Crimes of Violence by Mentally Abnormal Offenders
Title | Crimes of Violence by Mentally Abnormal Offenders PDF eBook |
Author | H. Häfner |
Publisher | Cambridge University Press |
Pages | 406 |
Release | 2011-03-03 |
Genre | Medical |
ISBN | 9780521107068 |
A detailed and systematic 1973 account of the extent to which mentally abnormal offenders are likely to commit violent crimes, based upon a study of all the 533 men and women in the Federal German Republic from 1955 to 1964 who were detained in hospitals after committing homicide or near-homicide.
Black Dog: The Dreams of Paul Nash (Second Edition)
Title | Black Dog: The Dreams of Paul Nash (Second Edition) PDF eBook |
Author | Dave McKean |
Publisher | Dark Horse Comics |
Pages | 140 |
Release | 2022-05-10 |
Genre | Comics & Graphic Novels |
ISBN | 1506717535 |
New edition with bonus material by Dave McKean!

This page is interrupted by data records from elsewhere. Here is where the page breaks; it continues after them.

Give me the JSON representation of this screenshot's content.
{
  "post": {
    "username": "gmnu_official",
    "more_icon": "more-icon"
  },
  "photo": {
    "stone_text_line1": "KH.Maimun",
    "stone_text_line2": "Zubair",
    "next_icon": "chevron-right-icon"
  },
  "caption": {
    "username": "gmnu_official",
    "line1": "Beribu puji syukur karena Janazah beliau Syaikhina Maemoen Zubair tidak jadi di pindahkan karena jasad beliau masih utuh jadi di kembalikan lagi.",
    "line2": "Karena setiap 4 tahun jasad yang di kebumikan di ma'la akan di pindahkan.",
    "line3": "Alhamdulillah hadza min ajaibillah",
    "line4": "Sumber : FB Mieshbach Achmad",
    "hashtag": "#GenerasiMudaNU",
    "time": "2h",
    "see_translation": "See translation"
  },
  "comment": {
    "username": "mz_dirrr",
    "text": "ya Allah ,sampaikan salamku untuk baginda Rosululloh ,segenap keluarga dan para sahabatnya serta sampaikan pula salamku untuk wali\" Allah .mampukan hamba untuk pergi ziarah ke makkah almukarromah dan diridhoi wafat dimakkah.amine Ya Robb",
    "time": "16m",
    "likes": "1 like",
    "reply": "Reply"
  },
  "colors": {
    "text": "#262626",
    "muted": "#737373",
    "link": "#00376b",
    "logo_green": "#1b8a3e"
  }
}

Dark Horse proudly presents a new, second edition, of the graphic novel by legendary artist Dave McKean, based on the life of Paul Nash, a surrealist painter during World War 1. The Dreams of Paul Nash deals with real soldier's memoirs and all the stories add up to a moving piece about how war and extreme situations change us, how we deal with that pain, and, in Nash's case, how he responded by turning his landscapes into powerful and fantastical psychoscapes. The second edition of Black Dog: The Dreams of Paul Nash features a new cover by Dave McKean, along with 15 pages of new bonus material examining the creation of the book.